KServe API Clients

Python Client

Python

When creating a Python-based client application, you can use Triton client library - tritonclient.

Install the Package

pip3 install tritonclient[all]

Request Health Endpoints

import tritonclient.grpc as grpcclient

client = grpcclient.InferenceServerClient("localhost:9000")

# Check server liveness
server_live = client.is_server_live()

# Check server readiness
server_ready = client.is_server_ready()

# Check model readiness
model_ready = client.is_model_ready("model_name")

Request Server Metadata

import tritonclient.grpc as grpcclient

client = grpcclient.InferenceServerClient("localhost:9000")
server_metadata = client.get_server_metadata()

Request Model Metadata

import tritonclient.grpc as grpcclient

client = grpcclient.InferenceServerClient("localhost:9000")
model_metadata = client.get_model_metadata("model_name")

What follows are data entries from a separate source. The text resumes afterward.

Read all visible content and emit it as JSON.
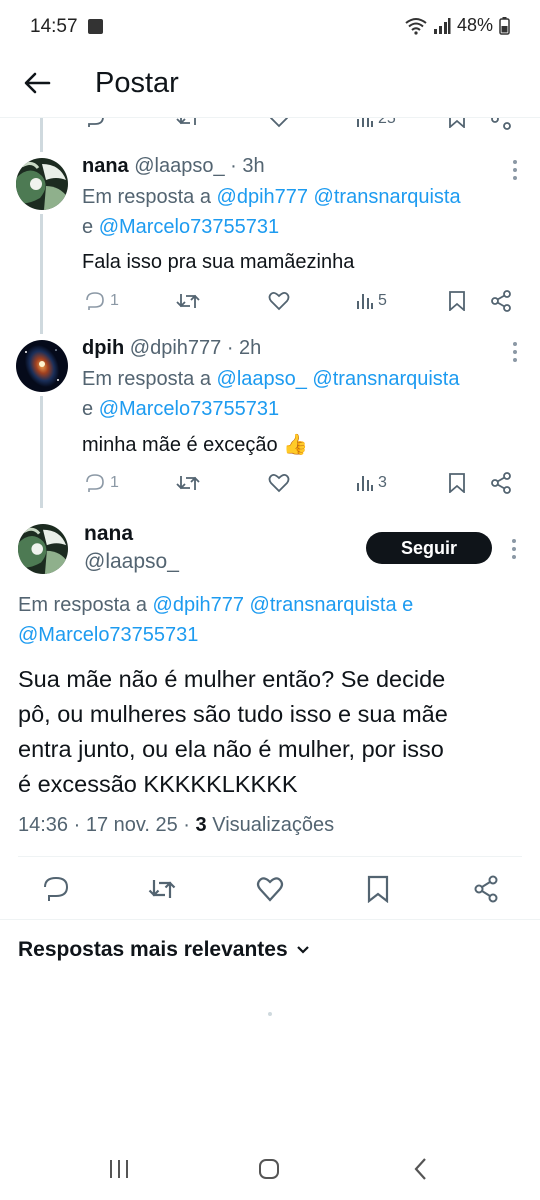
{
  "status_bar": {
    "time": "14:57",
    "battery": "48%"
  },
  "header": {
    "title": "Postar"
  },
  "partial_row": {
    "views": "25"
  },
  "replies": [
    {
      "name": "nana",
      "handle": "@laapso_ · 3h",
      "reply_prefix": "Em resposta a",
      "mentions_line1": "@dpih777 @transnarquista",
      "mentions_line2_prefix": "e",
      "mentions_line2": "@Marcelo73755731",
      "text": "Fala isso pra sua mamãezinha",
      "reply_count": "1",
      "view_count": "5"
    },
    {
      "name": "dpih",
      "handle": "@dpih777 · 2h",
      "reply_prefix": "Em resposta a",
      "mentions_line1": "@laapso_ @transnarquista",
      "mentions_line2_prefix": "e",
      "mentions_line2": "@Marcelo73755731",
      "text": "minha mãe é exceção",
      "emoji": "👍",
      "reply_count": "1",
      "view_count": "3"
    }
  ],
  "main_post": {
    "name": "nana",
    "handle": "@laapso_",
    "follow_label": "Seguir",
    "reply_prefix": "Em resposta a",
    "mentions_line1": "@dpih777 @transnarquista e",
    "mentions_line2": "@Marcelo73755731",
    "text_lines": [
      "Sua mãe não é mulher então? Se decide",
      "pô, ou mulheres são tudo isso e sua mãe",
      "entra junto, ou ela não é mulher, por isso",
      "é excessão KKKKKLKKKK"
    ],
    "timestamp": "14:36 · 17 nov. 25 ·",
    "views_count": "3",
    "views_label": "Visualizações"
  },
  "sort": {
    "label": "Respostas mais relevantes"
  },
  "colors": {
    "link": "#1d9bf0",
    "text": "#0f1419",
    "secondary": "#536471"
  },
  "icons": [
    "back-arrow-icon",
    "reply-icon",
    "retweet-icon",
    "like-icon",
    "views-icon",
    "bookmark-icon",
    "share-icon",
    "more-icon",
    "chevron-down-icon"
  ]
}
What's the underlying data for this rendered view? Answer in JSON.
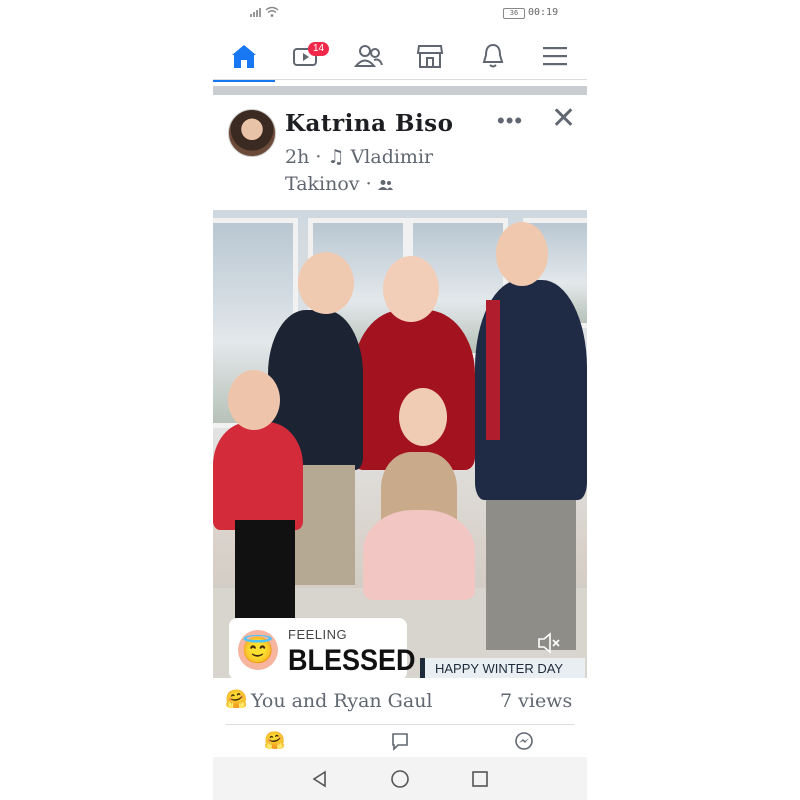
{
  "status_bar": {
    "time": "00:19",
    "battery": "36"
  },
  "nav": {
    "items": [
      {
        "name": "home-icon",
        "active": true
      },
      {
        "name": "video-icon",
        "badge": "14"
      },
      {
        "name": "friends-icon"
      },
      {
        "name": "marketplace-icon"
      },
      {
        "name": "bell-icon"
      },
      {
        "name": "menu-icon"
      }
    ],
    "video_badge": "14"
  },
  "post": {
    "author": "Katrina Biso",
    "time": "2h",
    "separator": "·",
    "music_artist": "Vladimir Takinov",
    "audience_icon": "friends-audience-icon",
    "more": "•••",
    "close": "✕"
  },
  "feeling": {
    "label": "FEELING",
    "value": "BLESSED",
    "emoji": "😇"
  },
  "photo_tag": "HAPPY WINTER DAY",
  "reactions": {
    "emoji": "🤗",
    "names": "You and Ryan Gaul",
    "views": "7 views"
  },
  "actions": [
    {
      "name": "react-button",
      "icon": "care-emoji"
    },
    {
      "name": "comment-button",
      "icon": "comment-icon"
    },
    {
      "name": "messenger-button",
      "icon": "messenger-icon"
    }
  ],
  "colors": {
    "accent": "#1877f2",
    "badge": "#f02849",
    "text": "#1c1e21",
    "muted": "#606770"
  }
}
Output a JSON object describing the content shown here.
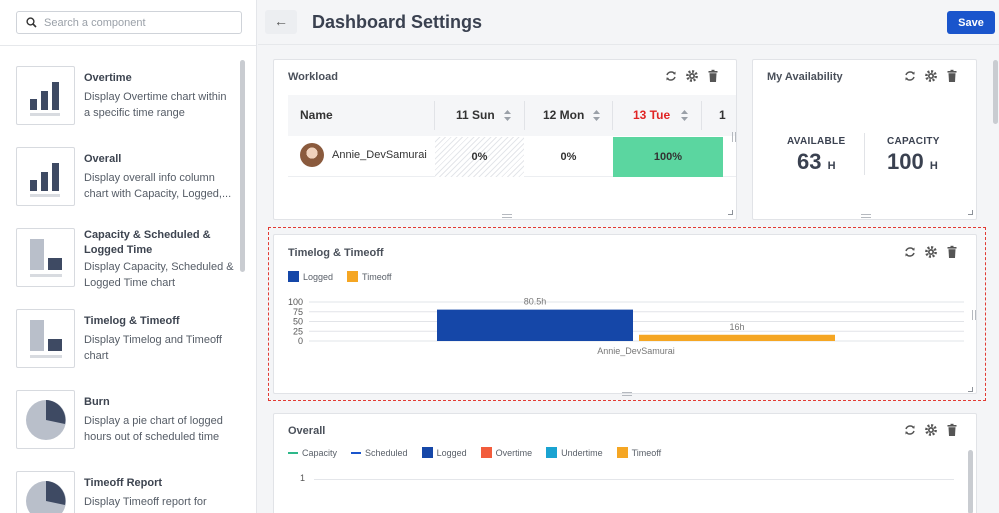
{
  "sidebar": {
    "search_placeholder": "Search a component",
    "components": [
      {
        "title": "Overtime",
        "desc": "Display Overtime chart within a specific time range"
      },
      {
        "title": "Overall",
        "desc": "Display overall info column chart with Capacity, Logged,..."
      },
      {
        "title": "Capacity & Scheduled & Logged Time",
        "desc": "Display Capacity, Scheduled & Logged Time chart"
      },
      {
        "title": "Timelog & Timeoff",
        "desc": "Display Timelog and Timeoff chart"
      },
      {
        "title": "Burn",
        "desc": "Display a pie chart of logged hours out of scheduled time"
      },
      {
        "title": "Timeoff Report",
        "desc": "Display Timeoff report for"
      }
    ]
  },
  "header": {
    "title": "Dashboard Settings",
    "save_label": "Save",
    "back_icon": "arrow-left-icon"
  },
  "workload": {
    "title": "Workload",
    "columns": [
      "Name",
      "11 Sun",
      "12 Mon",
      "13 Tue",
      "1"
    ],
    "highlight_column_color": "#e02424",
    "row": {
      "user": "Annie_DevSamurai",
      "values": [
        "0%",
        "0%",
        "100%"
      ]
    },
    "full_color": "#5bd6a0"
  },
  "availability": {
    "title": "My Availability",
    "available_label": "AVAILABLE",
    "available_value": "63",
    "available_unit": "H",
    "capacity_label": "CAPACITY",
    "capacity_value": "100",
    "capacity_unit": "H"
  },
  "timelog": {
    "title": "Timelog & Timeoff"
  },
  "overall": {
    "title": "Overall",
    "legend": [
      {
        "name": "Capacity",
        "kind": "line",
        "color": "#2eb88a"
      },
      {
        "name": "Scheduled",
        "kind": "line",
        "color": "#1a55cc"
      },
      {
        "name": "Logged",
        "kind": "box",
        "color": "#1547a8"
      },
      {
        "name": "Overtime",
        "kind": "box",
        "color": "#f25c3c"
      },
      {
        "name": "Undertime",
        "kind": "box",
        "color": "#1aa3d1"
      },
      {
        "name": "Timeoff",
        "kind": "box",
        "color": "#f5a623"
      }
    ],
    "y_tick": "1"
  },
  "chart_data": {
    "type": "bar",
    "title": "Timelog & Timeoff",
    "categories": [
      "Annie_DevSamurai"
    ],
    "series": [
      {
        "name": "Logged",
        "values": [
          80.5
        ],
        "label": "80.5h",
        "color": "#1547a8"
      },
      {
        "name": "Timeoff",
        "values": [
          16
        ],
        "label": "16h",
        "color": "#f5a623"
      }
    ],
    "yticks": [
      "100",
      "75",
      "50",
      "25",
      "0"
    ],
    "ylim": [
      0,
      100
    ],
    "legend_position": "top-left",
    "grid": true
  }
}
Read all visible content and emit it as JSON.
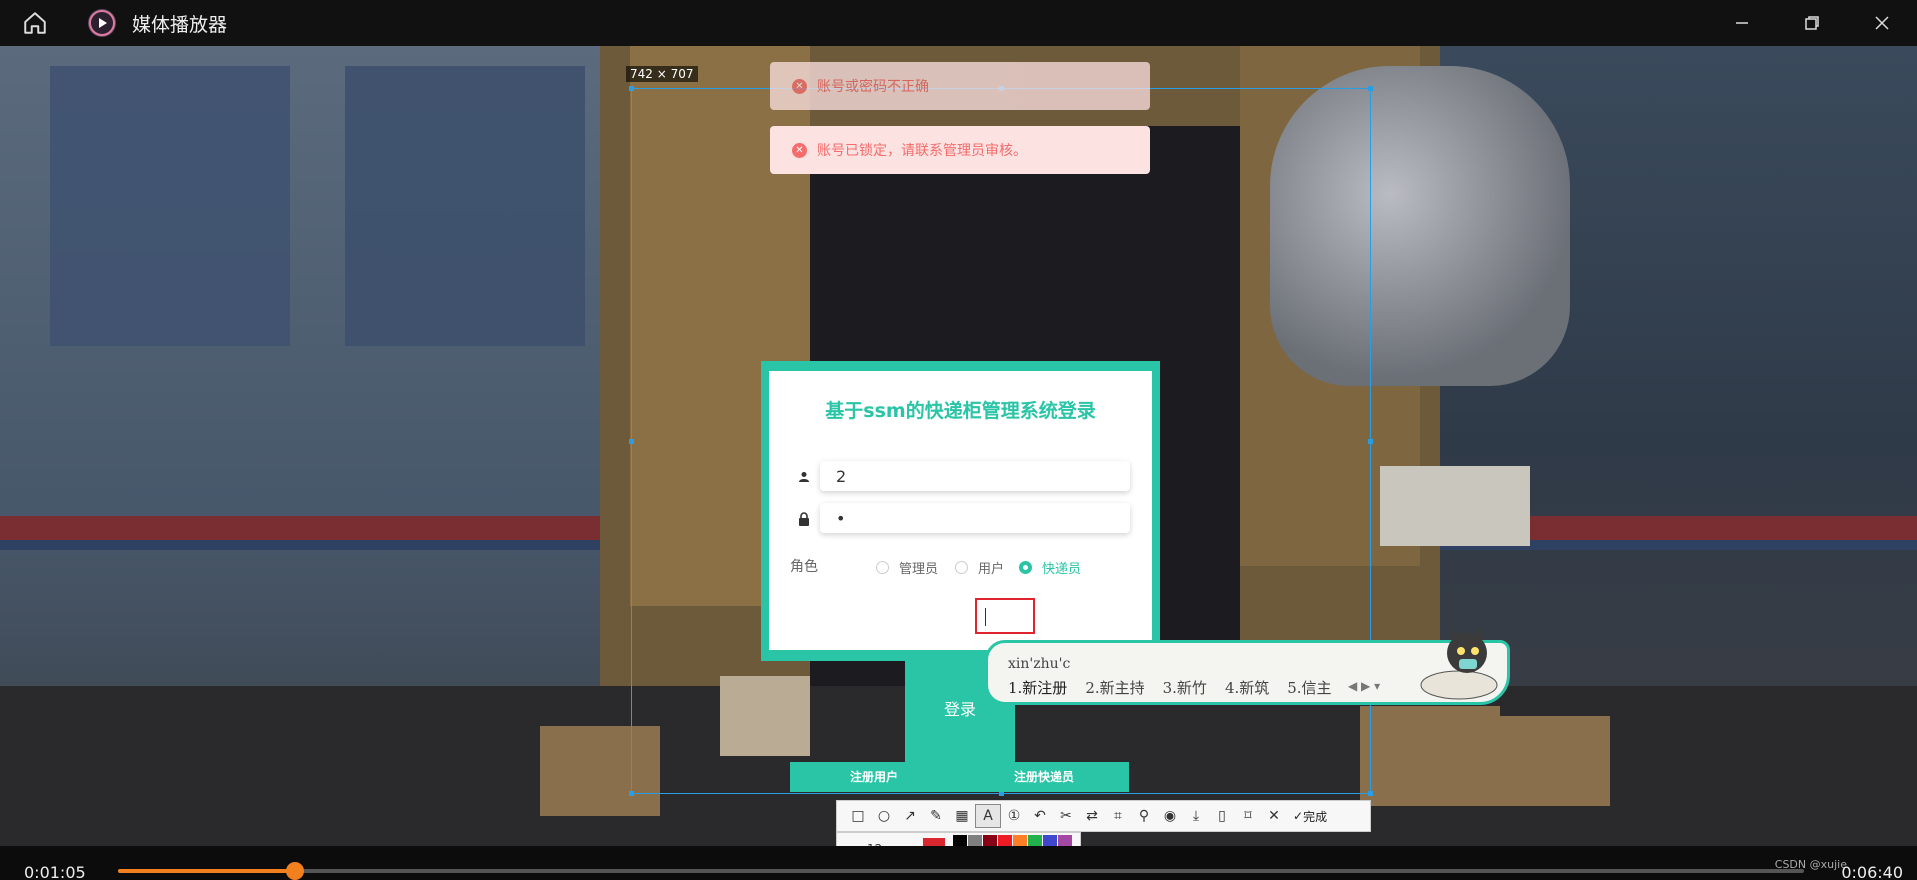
{
  "window": {
    "title": "媒体播放器"
  },
  "selection": {
    "size_label": "742 × 707"
  },
  "toasts": [
    {
      "text": "账号或密码不正确"
    },
    {
      "text": "账号已锁定，请联系管理员审核。"
    }
  ],
  "login": {
    "title": "基于ssm的快递柜管理系统登录",
    "username_value": "2",
    "password_value": "•",
    "role_label": "角色",
    "roles": [
      {
        "label": "管理员",
        "selected": false
      },
      {
        "label": "用户",
        "selected": false
      },
      {
        "label": "快递员",
        "selected": true
      }
    ],
    "login_button": "登录",
    "register_user": "注册用户",
    "register_courier": "注册快递员"
  },
  "ime": {
    "composition": "xin'zhu'c",
    "candidates": [
      "1.新注册",
      "2.新主持",
      "3.新竹",
      "4.新筑",
      "5.信主"
    ]
  },
  "snap_toolbar": {
    "done_label": "完成",
    "font_size": "12",
    "main_color": "#d9262f",
    "swatches": [
      "#000000",
      "#7f7f7f",
      "#880015",
      "#ed1c24",
      "#ff7f27",
      "#22b14c",
      "#3f48cc",
      "#a349a4",
      "#ffffff",
      "#c3c3c3",
      "#b97a57",
      "#ffaec9",
      "#ffc90e",
      "#b5e61d",
      "#00a2e8",
      "#7092be"
    ]
  },
  "player": {
    "current_time": "0:01:05",
    "total_time": "0:06:40",
    "progress": 0.105,
    "accent_color": "#f2801e",
    "watermark": "CSDN @xujie"
  }
}
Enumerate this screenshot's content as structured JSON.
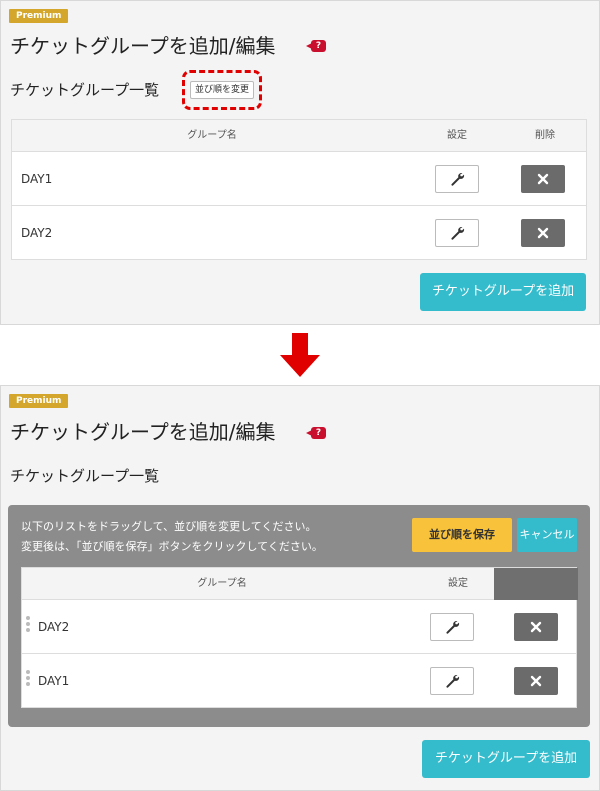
{
  "before": {
    "badge": "Premium",
    "title": "チケットグループを追加/編集",
    "help_label": "?",
    "subtitle": "チケットグループ一覧",
    "reorder_button": "並び順を変更",
    "table": {
      "headers": {
        "name": "グループ名",
        "settings": "設定",
        "delete": "削除"
      },
      "rows": [
        {
          "name": "DAY1"
        },
        {
          "name": "DAY2"
        }
      ]
    },
    "add_button": "チケットグループを追加"
  },
  "after": {
    "badge": "Premium",
    "title": "チケットグループを追加/編集",
    "help_label": "?",
    "subtitle": "チケットグループ一覧",
    "instructions": [
      "以下のリストをドラッグして、並び順を変更してください。",
      "変更後は、「並び順を保存」ボタンをクリックしてください。"
    ],
    "save_button": "並び順を保存",
    "cancel_button": "キャンセル",
    "table": {
      "headers": {
        "name": "グループ名",
        "settings": "設定"
      },
      "rows": [
        {
          "name": "DAY2"
        },
        {
          "name": "DAY1"
        }
      ]
    },
    "add_button": "チケットグループを追加"
  },
  "colors": {
    "badge": "#d4a72c",
    "accent": "#35bccc",
    "save": "#f8c23a",
    "highlight": "#e00000",
    "arrow": "#e00000",
    "delete": "#6b6b6b"
  },
  "icons": [
    "help-icon",
    "wrench-icon",
    "close-icon",
    "drag-handle-icon",
    "down-arrow-icon"
  ]
}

Request Prediction on a Numpy Array

import numpy as np
import tritonclient.grpc as grpcclient

client = grpcclient.InferenceServerClient("localhost:9000")
data = np.array([1.0, 2.0, ..., 1000.0])
infer_input = grpcclient.InferInput("input_name", data.shape, "FP32")
infer_input.set_data_from_numpy(data)
results = client.infer("model_name", [infer_input])

For complete usage examples see Kserve samples.

C++ Client

Creating a client application in C++ follows the same principles as Python. When creating a C++-based client application, you can use Triton client library - tritonclient.

See our C++ samples to learn how to build a sample C++ client application.